I don't 'know' you at all but have seen you posting..just to say how very sorry I am to read about beautiful Billie :( lots of love to you x

zukiecat · 19/01/2012 22:14

This reply has been deleted

Message withdrawn at poster's request.

OhDoAdmitMrsDeVere · 19/01/2012 22:14

Zukie thats lovely that your DD has a butterfly cake too. I hope she had a lovely birthday x

OP posts:
Hassled · 19/01/2012 22:14

I'll be thinking of you tomorrow.

As to whether people will remember her - I don't need to look at your photos to picture her face - I can see it as I type. She had the sort of face you just don't forget, and from what you say the sort of personality you don't forget either.

Lots of love to you.

IAmOptimusPrime · 19/01/2012 22:15

What a beautiful poem for a beautiful girl. I have seen her picture on your profile too, she is not forgotten.

I am also going to give blood x

Alliwantisaroomsomewhere · 19/01/2012 22:16

I have not donated blood in many years. I will book online now to do so.
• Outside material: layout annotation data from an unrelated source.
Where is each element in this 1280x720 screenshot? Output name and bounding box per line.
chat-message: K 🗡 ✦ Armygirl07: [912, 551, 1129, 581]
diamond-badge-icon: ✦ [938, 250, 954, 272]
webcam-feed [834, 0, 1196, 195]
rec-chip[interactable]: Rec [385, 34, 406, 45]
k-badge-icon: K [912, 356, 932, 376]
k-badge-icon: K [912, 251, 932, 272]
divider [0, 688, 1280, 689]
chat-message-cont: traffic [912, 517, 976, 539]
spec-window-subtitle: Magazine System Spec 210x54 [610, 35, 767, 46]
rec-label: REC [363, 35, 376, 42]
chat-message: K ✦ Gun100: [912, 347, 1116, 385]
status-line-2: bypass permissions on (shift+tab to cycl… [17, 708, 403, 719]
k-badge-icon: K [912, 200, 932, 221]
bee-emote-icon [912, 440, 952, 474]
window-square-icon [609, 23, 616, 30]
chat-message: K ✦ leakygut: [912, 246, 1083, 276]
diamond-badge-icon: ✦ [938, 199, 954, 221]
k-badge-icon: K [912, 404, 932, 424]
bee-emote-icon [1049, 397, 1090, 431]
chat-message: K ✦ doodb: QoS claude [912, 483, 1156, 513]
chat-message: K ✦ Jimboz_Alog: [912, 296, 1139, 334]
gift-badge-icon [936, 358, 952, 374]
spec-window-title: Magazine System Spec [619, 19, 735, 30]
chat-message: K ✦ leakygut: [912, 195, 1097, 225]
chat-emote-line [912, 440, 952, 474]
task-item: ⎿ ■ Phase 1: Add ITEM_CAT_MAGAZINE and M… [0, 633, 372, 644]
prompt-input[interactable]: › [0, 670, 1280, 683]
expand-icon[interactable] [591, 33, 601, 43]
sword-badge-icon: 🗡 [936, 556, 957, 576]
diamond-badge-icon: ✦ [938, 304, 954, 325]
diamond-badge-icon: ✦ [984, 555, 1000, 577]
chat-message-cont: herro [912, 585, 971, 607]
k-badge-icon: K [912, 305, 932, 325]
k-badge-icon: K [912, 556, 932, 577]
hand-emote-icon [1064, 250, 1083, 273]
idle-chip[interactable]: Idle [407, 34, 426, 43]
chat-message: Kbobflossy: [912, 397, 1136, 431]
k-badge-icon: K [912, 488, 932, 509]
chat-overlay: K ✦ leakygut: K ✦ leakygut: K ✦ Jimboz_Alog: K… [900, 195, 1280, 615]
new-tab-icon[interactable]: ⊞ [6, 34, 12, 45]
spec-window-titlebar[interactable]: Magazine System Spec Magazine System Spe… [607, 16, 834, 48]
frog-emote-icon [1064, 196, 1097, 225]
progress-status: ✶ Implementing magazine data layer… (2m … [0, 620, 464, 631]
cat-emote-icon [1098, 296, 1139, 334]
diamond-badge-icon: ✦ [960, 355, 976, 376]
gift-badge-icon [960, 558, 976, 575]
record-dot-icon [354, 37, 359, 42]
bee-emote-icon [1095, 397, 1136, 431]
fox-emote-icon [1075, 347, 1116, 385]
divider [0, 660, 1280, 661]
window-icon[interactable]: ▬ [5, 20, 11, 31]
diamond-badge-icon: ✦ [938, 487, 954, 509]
So very sorry for your loss, Mrs DV.

whattodoo · 19/01/2012 22:19

What a beautiful poem. I can 'read' how much your heart aches.

I give blood but I'm too old and fat to donate bone marrow. I admire TCT enormously and your post has prompted me to donate again.

Your DSs may not have met Billie, but I am sure they have a very strong sense of who she was because of the memories and images you have given them.

For a very boring and irrelevant reason I am planning to take cake into work to share tomorrow. I hope you don't mind if I take some butterfly cakes and tell them about Billie and how they should honour her by booking an appt to give blood.